Wine in a box? Soup in a pouch? A brief history
Packaged food makers are giving new meaning to thinking outside the box. Everyone from Campbell’s to Cadbury is ditching cans, bottles, cups and containers and getting in on the pouch parade.
Pouches may reduce packaging costs, increase shelf life, or appeal to a new demographic. Its aesthetics that drove Campbell’s to introduce its new “Go Soup” in pouches. The 144-year-old soup maker wanted a young, modern look for their new line, which is targeted at millennials.
The Chicago Tribune reports that across all consumer goods — including food, toiletries, and other household items — pouch use increased 37 percent from 2007 to 2012.
Here are just a few products squishing their way into pouches:
Campbell’s Go Soup: Launched August 2012, these new flavors are supposed to appeal to twenty-somethings, but may have missed the mark.
StarKist Flavor Fresh Pouch: Launched in 1999, StarKist was one of the first tuna fish packagers to use pouches.
Yoplait Go-Gurt: Also launched in 1999, as a new yogurt to-go.
GU Energy Gel: The company started making their energy gel in 1991 as much more convenient way for athletes to get nutrients during exercise — bite, tear, and squirt.

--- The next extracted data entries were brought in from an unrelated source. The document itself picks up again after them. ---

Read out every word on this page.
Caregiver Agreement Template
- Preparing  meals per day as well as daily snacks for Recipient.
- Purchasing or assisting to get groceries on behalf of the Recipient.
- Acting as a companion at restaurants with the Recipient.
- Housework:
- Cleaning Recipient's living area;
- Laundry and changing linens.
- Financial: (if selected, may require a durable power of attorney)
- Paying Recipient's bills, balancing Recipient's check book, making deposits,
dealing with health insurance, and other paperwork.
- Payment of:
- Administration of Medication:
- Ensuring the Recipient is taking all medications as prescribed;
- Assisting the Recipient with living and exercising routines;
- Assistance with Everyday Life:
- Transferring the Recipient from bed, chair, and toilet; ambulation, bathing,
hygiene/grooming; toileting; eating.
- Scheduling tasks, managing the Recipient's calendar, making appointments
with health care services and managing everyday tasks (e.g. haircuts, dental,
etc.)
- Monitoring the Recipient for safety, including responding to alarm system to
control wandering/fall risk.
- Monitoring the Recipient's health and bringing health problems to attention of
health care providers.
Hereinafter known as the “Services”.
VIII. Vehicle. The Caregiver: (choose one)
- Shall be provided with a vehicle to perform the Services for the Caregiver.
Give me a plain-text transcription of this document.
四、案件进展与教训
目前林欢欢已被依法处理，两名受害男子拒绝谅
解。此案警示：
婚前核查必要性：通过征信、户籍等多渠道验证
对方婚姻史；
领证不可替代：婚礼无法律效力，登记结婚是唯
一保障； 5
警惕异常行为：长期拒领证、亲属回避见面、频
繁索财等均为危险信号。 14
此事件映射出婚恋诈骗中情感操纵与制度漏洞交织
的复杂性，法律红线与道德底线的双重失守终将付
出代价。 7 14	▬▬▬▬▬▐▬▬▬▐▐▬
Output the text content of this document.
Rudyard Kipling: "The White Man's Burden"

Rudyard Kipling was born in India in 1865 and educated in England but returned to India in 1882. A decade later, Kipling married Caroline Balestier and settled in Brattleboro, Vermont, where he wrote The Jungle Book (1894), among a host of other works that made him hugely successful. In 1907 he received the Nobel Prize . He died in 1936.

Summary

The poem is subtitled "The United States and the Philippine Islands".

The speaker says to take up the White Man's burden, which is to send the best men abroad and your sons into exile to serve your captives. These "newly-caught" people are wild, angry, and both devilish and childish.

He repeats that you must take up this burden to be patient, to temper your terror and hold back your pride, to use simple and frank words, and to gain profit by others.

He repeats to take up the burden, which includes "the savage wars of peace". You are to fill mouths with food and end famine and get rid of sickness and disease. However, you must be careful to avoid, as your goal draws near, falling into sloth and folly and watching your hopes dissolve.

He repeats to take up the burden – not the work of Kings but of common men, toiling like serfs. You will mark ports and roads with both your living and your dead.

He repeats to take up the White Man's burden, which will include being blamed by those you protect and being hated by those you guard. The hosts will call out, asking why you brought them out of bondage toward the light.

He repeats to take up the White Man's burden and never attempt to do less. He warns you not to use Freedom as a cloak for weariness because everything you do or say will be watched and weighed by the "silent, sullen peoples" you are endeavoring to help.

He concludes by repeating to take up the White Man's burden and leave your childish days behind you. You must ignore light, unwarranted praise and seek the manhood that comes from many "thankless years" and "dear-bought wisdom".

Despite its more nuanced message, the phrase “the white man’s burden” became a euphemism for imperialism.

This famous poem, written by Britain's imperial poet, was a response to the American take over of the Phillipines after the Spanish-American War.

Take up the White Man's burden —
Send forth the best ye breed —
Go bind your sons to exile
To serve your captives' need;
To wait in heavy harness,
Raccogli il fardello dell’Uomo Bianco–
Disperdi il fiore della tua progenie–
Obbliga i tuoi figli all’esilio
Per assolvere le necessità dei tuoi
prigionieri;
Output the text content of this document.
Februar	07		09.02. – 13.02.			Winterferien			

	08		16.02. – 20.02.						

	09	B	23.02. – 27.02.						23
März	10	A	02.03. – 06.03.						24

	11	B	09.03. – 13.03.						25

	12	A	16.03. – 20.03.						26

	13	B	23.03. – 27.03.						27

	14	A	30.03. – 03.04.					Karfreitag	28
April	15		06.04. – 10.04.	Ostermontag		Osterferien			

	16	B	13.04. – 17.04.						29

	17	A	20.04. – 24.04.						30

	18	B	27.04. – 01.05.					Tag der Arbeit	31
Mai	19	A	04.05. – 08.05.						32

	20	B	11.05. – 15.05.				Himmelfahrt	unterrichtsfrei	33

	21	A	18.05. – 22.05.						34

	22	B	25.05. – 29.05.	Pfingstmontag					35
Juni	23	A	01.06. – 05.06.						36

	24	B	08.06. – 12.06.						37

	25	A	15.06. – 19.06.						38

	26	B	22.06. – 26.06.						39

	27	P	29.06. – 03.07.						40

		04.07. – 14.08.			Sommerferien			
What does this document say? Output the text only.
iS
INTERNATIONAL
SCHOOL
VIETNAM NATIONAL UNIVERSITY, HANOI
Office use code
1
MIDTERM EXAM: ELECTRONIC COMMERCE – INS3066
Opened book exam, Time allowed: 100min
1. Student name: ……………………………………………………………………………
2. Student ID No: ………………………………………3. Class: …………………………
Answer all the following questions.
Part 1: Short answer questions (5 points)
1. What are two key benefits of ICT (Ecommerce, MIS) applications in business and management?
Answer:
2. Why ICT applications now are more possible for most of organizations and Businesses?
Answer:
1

Capri Sun: One of the most famous pouches out there, Capri Sun has been distributed in the U.S. since 1981.
Heinz ketchup: Heinz introduced a free-standing 10-ounce ketchup pouch in 2012 as a smaller, lower-cost alternative to their standard bottles.
Mott’s Snack & Go applesauce: Made for “families on the go,” the pouch is a single serving size of applesauce that can be squeezed out through the top.
Cadbury Chocolate mini-fingers: Though a box is the traditional delivery method, Cadbury’s now sells “snack size” pouches.